After all, with Vice Archbishop Hugo’s status, if he exposed Father Conny as the one who had pushed him, Father Conny would inevitably have been punished at once.

Father Conny understood that too.

“So if Father Conny didn’t want to be exposed and didn’t want his operation to be interrupted halfway through, then he had to offer more intelligence in exchange.”

Shu Li guessed that Vice Archbishop Hugo had probably used similar wording and thus obtained the information about Father Conny’s cooperation with the duke.

Even while injured, he had remained so calm, using his own situation to gain the maximum advantage from the circumstances.

As expected of the old master who served as the golden finger mentor of this book’s number one male lead!

Shu Li sighed inwardly.

“At the time, I was thinking about how I could possibly preserve everyone. I considered using Father Conny as a channel, or relying on my old friendship with Claude, but those were all gambles. I’ve never had good luck with gambling. But then you brought a miracle with you and let me turn the tables against the wind. I firmly seized a chip that could let me win.”
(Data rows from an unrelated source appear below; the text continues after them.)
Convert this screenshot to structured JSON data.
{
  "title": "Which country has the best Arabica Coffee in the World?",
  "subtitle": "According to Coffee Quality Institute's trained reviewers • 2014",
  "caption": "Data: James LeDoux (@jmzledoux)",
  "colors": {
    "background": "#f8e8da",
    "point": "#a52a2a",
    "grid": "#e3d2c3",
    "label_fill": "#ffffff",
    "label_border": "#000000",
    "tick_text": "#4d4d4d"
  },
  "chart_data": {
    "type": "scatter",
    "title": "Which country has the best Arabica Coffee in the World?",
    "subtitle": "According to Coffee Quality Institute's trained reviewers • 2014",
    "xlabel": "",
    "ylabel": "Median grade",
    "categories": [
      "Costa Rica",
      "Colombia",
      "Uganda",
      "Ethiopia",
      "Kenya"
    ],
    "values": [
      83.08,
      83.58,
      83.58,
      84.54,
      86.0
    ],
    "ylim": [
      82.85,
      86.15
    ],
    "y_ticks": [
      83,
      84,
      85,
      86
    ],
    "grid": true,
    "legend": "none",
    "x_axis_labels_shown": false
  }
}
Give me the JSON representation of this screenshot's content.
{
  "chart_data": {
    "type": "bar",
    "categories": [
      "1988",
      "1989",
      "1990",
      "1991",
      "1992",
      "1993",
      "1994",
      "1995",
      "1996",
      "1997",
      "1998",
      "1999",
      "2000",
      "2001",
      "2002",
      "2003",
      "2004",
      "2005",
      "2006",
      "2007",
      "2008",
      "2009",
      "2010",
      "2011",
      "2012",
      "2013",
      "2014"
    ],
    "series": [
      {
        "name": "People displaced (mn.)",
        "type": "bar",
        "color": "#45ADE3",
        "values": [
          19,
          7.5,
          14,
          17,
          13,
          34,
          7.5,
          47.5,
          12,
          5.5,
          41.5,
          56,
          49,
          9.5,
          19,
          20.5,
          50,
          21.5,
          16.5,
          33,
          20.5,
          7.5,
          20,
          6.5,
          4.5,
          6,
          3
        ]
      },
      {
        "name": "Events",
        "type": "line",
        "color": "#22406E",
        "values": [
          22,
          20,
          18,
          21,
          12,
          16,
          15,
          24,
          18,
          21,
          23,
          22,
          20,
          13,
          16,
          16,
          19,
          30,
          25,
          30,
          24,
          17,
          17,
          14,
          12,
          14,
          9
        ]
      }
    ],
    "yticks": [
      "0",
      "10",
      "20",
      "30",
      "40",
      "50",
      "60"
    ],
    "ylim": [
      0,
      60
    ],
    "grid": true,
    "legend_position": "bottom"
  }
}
At this point, Vice Archbishop Hugo’s eyes shone with a light called hope. “Alis, think about it. How could a diocese not abandoned by the Lord God possibly be occupied by heretics? You gave all the clergy in the diocese a sense of mission to continue carrying out their duties, and that also became the confidence with which I negotiated with Claude. Leave this part to me.”

Shu Li nodded.

He naturally trusted Vice Archbishop Hugo’s abilities. He simply felt the man was elevating him too much.

He had originally wanted to say something more, but Vice Archbishop Hugo suddenly looked at Shu Li with solemn seriousness, making it impossible for him to say any extra words.

“Alis.”

When Vice Archbishop Hugo spoke that name, it was with the firmness of a proclamation.

“For the time being, stay in the Savoy parish a little longer.”

Shu Li was briefly stunned. “...”

Why so suddenly?

“No matter whether you still hold doubts now, or whether you have already seen through all the laws of the world, I believe you were born carrying light and act bearing wisdom. In the future too, you will surely open a path with truth and break deadlocks with compassion.”

Slowly and solemnly, Hugo placed a hand on Shu Li’s shoulder and said, “So for now, do not wander in confusion over how much shadow this world may yet leave upon you. Please continue walking forward!”

“God’s mandate is upon you.”

“Wherever you go, you will be unstoppable—!”

In that moment, Shu Li could not say anything in reply. He did not understand the metaphor or hidden meaning in Vice Archbishop Hugo’s words, yet he felt a solemnity he had never felt before.

Perhaps this was simply the most sincere blessing an elder could give to a younger person.

That was what Shu Li thought.

Many years later, when he stood lost and bewildered upon the seat of papal candidacy, that thunderous voice seemed to ring in his ears once more.

“God’s mandate is upon you. Wherever you go, you will be unstoppable.”

So it turned out that a certain fate had already been lightly pressed onto his shoulder by this old teacher long ago.